En février 2023 toujours, la société Nexter – aujourd'hui KNDS France –, détenue à 50 % par l’État français et fabriquant le char Leclerc, avait également fait affaire avec International Golden Group. L’objectif, cette fois, était de moderniser les chars Leclerc de l’armée émiratie, "pour assurer [sa] supériorité sur le terrain pour les 30 prochaines années", avait commenté le groupe. KNDS France a également répondu présent lors du salon Idex de cette année.
Un partenariat plus ancien, datant de 2009, lierait également l'entreprise émiratie avec le groupe français Thales, spécialisé dans l’aérospatial et la défense. Initialement destiné à "assurer la protection des infrastructures [...] critiques, notamment celles liées à l'exploitation des ressources de pétrole et de gaz aux Émirats arabes unis", ce partenariat se serait doublé en 2017 d’un accord de coopération avec Thales Optronique, alors une filiale du groupe français, selon une dépêche de l’agence de presse d'État émiratie WAM.

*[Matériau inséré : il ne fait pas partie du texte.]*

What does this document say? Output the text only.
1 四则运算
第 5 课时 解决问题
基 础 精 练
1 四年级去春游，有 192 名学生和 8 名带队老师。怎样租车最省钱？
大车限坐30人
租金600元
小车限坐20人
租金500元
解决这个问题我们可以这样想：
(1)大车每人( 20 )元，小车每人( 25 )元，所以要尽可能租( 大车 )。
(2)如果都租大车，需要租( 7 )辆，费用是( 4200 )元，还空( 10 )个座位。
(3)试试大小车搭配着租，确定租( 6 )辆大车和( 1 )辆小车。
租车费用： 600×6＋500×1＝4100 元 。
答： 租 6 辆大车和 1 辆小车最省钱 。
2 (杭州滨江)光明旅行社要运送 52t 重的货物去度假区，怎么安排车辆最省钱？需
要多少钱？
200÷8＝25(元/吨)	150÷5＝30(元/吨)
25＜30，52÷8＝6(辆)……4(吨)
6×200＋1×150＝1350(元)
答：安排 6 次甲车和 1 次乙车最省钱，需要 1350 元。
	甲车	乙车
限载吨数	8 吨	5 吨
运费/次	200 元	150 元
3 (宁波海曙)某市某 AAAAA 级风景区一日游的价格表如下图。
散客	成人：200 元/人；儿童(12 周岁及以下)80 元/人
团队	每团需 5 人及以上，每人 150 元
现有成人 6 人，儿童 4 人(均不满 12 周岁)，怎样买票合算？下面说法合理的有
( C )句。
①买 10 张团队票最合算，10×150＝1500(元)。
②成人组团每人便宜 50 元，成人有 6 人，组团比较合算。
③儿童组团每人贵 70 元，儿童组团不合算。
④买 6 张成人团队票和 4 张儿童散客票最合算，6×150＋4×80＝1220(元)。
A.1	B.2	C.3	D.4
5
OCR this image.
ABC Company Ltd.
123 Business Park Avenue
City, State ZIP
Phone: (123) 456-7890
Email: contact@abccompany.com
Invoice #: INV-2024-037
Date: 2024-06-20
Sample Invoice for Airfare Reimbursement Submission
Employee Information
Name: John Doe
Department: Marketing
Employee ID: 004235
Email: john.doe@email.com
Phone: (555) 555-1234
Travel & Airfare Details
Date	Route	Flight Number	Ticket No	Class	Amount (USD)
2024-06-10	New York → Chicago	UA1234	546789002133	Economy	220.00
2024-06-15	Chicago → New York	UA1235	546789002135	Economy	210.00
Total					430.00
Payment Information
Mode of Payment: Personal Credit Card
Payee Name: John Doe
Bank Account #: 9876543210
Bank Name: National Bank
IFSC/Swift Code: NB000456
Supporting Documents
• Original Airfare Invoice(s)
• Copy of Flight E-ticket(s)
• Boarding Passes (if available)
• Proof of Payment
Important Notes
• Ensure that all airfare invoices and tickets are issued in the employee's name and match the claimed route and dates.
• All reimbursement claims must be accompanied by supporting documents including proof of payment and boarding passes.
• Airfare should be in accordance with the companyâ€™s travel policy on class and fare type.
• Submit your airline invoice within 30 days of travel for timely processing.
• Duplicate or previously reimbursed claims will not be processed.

Celle-ci a ensuite été modifiée le lendemain, supprimant la référence à Thales Optronique. Contacté pour savoir si les partenariats en question sont toujours d’actualité, Thales n’a pas répondu sur ce point. Dans ces conditions, il n’est pas possible de savoir si le groupe français a toujours des liens avec International Golden Group ou Edge Group.
L’Espagnol Indra, l’Italien Leonardo : à l’occasion de l’édition 2025 du salon Idex, qui s’est tenue à Abu Dhabi du 17 au 21 février, un nombre important d'autres grands groupes de défense européens concluent des accords avec International Golden Group ou sa nouvelle maison mère, Edge Group. Cette dernière est par ailleurs un des "partenaires stratégiques" de l’exposition, selon le site de l'événement.
Tony Fortin, chargé d’études à l'Observatoire des armements, une structure française spécialisée dans la collecte d’information sur les ventes d’armes et les entreprises du secteur, commente :
Pour les Émirats, le but de ce type de joint-ventures [un accord d'association entre deux entreprises dans un but donné, NDLR], c’est le transfert de compétences, qui va permettre aux Émirats de produire leur propre matériel militaire, et donc de bâtir leur appareil de défense. Il s’agit d'une sorte de contrepartie aux exportations européennes d’armement dans ce pays, qui sont très importantes.
Pour International Golden Group et Edge Group, les affaires continuent
International Golden Group a d’ailleurs décroché un des plus gros contrats du salon pour fournir l’armée émiratie en munitions, pour un montant total de 178 millions d’euros. C’est dans le cadre de la fourniture de munitions prétendument destinées à l’armée émiratie qu’International Golden Group a pu acquérir de l'armement ensuite exporté vers la Libye, comme le documentent les rapports du panel d'experts de l’ONU sur ce pays.
Rien ne permet d’affirmer que les technologies et équipements obtenus par International Golden Group par le biais de ses partenariats avec des entreprises européennes seront par la suite déployés au Soudan pour soutenir les Forces de soutien rapide (FSR).
Mais un détournement de ce type, de la part d’une entreprise connue pour ses violations régulières des embargos internationaux, ne serait pas inédit. Une enquête de l’ONG Amnesty International publiée en novembre 2024 révèle ainsi que des systèmes de défense pour véhicules militaires fabriqués par des entreprises françaises ont été retrouvés au Soudan, sur des blindés ayant servi aux FSR.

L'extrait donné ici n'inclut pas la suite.